A former lifeguard, he saved me when I fell into the sea. Twice. I’m grateful since he’s accumulated a list of grievances against me. He’s left-handed, scarred by surgeries; he can lose his sense of direction, make suicide attempts; he’s had pulmonary embolisms, some memory loss. We frighten one another.
This is my life living with disaster.
I’m Disaster’s wife. I drive the car, fix the food, do the laundry, sit in the ER.
His reputation precedes him. Surfing friends named him Disaster, but it’s no longer funny since he’s not on the beach or sailing; he has no friends, only me.
Is disaster his self-fulfilling prophesy? One way or another, it seems he’s always trying to kill himself. Once I flushed his pills down the toilet. Another time, hospital staff ordered a 5150; he was transported by force to a lockdown. A bad boy, tattooed, expelled from seventh grade, expelled from high school, his fate preordained, he wound up teaching incarcerated shivved-up gang members in juvenile lockdowns and county jails.
Sweet justice.
He was very good at it.
I’d never heard of a 5150, but he paced the back garden where cameras observed his every move, tried to feign health. Freedom meant surrendering his weapons. One gun was hidden behind a locked cabinet on the boat. He secretly slipped me coded instructions for retrieval and disposal; my assignment felt like a Dateline episode except no one got killed.
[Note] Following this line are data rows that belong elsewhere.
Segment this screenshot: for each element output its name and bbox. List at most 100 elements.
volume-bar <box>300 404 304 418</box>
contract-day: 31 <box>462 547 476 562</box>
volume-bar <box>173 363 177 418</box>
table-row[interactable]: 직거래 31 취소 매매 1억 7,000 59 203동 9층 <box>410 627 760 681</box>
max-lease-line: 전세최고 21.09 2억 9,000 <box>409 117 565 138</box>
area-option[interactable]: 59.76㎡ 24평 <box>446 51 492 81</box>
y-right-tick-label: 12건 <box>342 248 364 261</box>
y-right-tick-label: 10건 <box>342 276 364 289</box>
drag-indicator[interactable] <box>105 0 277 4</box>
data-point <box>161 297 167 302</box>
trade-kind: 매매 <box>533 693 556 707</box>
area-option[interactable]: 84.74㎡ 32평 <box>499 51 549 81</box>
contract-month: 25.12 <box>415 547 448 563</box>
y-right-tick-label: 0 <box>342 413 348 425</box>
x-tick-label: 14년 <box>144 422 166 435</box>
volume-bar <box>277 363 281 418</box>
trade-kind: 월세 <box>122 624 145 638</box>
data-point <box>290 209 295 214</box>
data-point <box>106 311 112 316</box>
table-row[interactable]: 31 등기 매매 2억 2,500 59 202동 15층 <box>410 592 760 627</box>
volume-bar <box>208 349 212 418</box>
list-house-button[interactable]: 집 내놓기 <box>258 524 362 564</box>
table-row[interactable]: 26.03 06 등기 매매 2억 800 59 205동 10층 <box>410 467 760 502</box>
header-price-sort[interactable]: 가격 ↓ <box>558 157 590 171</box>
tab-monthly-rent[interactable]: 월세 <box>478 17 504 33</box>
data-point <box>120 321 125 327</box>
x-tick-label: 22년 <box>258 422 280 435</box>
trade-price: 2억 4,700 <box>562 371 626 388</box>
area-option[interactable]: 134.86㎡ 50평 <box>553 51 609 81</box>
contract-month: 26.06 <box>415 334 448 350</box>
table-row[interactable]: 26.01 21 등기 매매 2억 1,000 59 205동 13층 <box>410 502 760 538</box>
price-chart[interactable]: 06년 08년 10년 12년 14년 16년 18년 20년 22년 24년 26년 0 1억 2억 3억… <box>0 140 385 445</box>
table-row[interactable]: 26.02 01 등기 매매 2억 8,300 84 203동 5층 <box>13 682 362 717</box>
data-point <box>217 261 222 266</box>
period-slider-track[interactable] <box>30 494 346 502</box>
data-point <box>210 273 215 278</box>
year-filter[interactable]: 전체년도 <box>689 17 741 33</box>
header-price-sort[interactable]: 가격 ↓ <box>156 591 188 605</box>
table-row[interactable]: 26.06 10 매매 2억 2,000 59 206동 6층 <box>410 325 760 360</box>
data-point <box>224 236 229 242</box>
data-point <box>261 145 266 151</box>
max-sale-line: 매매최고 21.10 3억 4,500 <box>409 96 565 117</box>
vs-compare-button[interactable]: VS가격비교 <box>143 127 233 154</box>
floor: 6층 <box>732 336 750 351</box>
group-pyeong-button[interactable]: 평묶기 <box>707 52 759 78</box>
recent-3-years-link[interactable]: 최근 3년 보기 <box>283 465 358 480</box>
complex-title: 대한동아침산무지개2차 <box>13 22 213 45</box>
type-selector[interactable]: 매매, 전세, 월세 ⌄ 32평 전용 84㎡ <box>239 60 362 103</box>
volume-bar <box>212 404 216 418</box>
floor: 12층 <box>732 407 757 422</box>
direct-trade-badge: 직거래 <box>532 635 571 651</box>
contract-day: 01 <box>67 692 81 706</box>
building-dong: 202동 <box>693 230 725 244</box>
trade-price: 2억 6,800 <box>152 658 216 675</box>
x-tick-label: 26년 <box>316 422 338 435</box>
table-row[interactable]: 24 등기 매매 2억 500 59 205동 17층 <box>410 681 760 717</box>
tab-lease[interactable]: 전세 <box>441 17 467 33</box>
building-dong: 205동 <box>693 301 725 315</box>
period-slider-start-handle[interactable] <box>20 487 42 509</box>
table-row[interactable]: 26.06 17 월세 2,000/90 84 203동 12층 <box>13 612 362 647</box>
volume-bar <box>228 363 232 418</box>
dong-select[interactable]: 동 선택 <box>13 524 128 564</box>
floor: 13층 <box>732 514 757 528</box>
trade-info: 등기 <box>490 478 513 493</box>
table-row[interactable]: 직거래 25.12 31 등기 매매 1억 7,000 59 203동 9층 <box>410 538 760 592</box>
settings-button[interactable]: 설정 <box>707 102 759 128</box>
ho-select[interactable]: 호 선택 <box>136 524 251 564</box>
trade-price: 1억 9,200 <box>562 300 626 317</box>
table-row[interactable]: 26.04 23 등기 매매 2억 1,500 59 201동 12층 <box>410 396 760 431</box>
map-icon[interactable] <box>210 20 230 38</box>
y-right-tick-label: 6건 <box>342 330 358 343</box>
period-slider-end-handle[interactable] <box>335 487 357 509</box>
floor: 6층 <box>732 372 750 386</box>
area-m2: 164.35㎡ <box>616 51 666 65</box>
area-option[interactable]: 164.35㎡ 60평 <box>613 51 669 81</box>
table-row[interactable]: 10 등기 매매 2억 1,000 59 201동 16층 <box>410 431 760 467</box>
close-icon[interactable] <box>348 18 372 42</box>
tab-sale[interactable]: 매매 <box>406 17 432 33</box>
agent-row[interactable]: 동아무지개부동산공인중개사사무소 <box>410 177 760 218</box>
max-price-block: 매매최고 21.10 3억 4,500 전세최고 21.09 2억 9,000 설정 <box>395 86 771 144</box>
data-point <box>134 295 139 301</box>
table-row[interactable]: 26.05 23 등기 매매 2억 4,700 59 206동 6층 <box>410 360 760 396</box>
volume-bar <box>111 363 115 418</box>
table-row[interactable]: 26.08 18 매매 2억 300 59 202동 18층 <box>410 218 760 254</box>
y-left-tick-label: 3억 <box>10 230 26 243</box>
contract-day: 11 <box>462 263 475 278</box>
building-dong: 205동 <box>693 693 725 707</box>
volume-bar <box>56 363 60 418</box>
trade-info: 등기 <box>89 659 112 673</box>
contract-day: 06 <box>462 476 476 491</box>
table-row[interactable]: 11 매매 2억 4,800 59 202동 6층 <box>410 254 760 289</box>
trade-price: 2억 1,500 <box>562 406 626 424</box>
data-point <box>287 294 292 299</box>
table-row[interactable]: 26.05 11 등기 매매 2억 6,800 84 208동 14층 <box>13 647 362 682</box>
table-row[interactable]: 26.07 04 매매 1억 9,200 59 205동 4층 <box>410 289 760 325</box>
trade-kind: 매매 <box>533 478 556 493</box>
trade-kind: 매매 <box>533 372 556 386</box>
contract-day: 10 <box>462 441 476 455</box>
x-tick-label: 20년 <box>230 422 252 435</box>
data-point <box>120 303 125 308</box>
He’s a cowboy at heart, coming to the rescue; the problem is he finds it impossible to rescue himself.
Diagnosis: upper GI ulcer. Bleeding.
Not a heart attack. Hyperbole.
I loved how he diagnosed inadequate current with an O-meter, set us on course with a sextant, rewired sound systems, mended my heart.
We’ve lost things: patience, power, passion.
A nurse rolls him out of the ER to another part of the hospital where he’s heavily sedated to undergo an upper GI endoscopy. A tube must be inserted down his throat and into his stomach.
I wait alone in an adjacent room to eat my snacks as a visible vessel in prepyloric antrum is discovered in his body; clips are placed to stop the bleeding. Eliquis is stopped, as is Plavix.
Neither one of us likes to be told what to do, but—according to my star chart—I’m destined for this role.
He’s placed on the fourth floor and given an all-liquid diet: beef broth, apple juice, and Jell-O. I try to breathe, ease into a cautious equilibrium, talk about exercising more, eating less, making some changes. He prefers the status quo.
Hospital nurses have musical names: Jessica, Michaela, Juliana, Gabriella. Their voices rise as they insert needles and attach tubes filled with blood or clear fluid. How are you feeling? Is there anything else we can do? Monitors hum and beep. Protective masks, gloves, and face shields are worn.
The next day, he gets ice cream.
On day five, he’s discharged, but I dread our future asymmetry.
The following morning, his vision is blurred. His head hurts.
We go back to the ER.
Diagnosis: stroke.
Another day.
“Are you okay?” I dole out his pills, drive him to doctors, cook dinner.
The reality is love has changed from Kāma to Karuṇā; perhaps that’s good enough for this moment in time.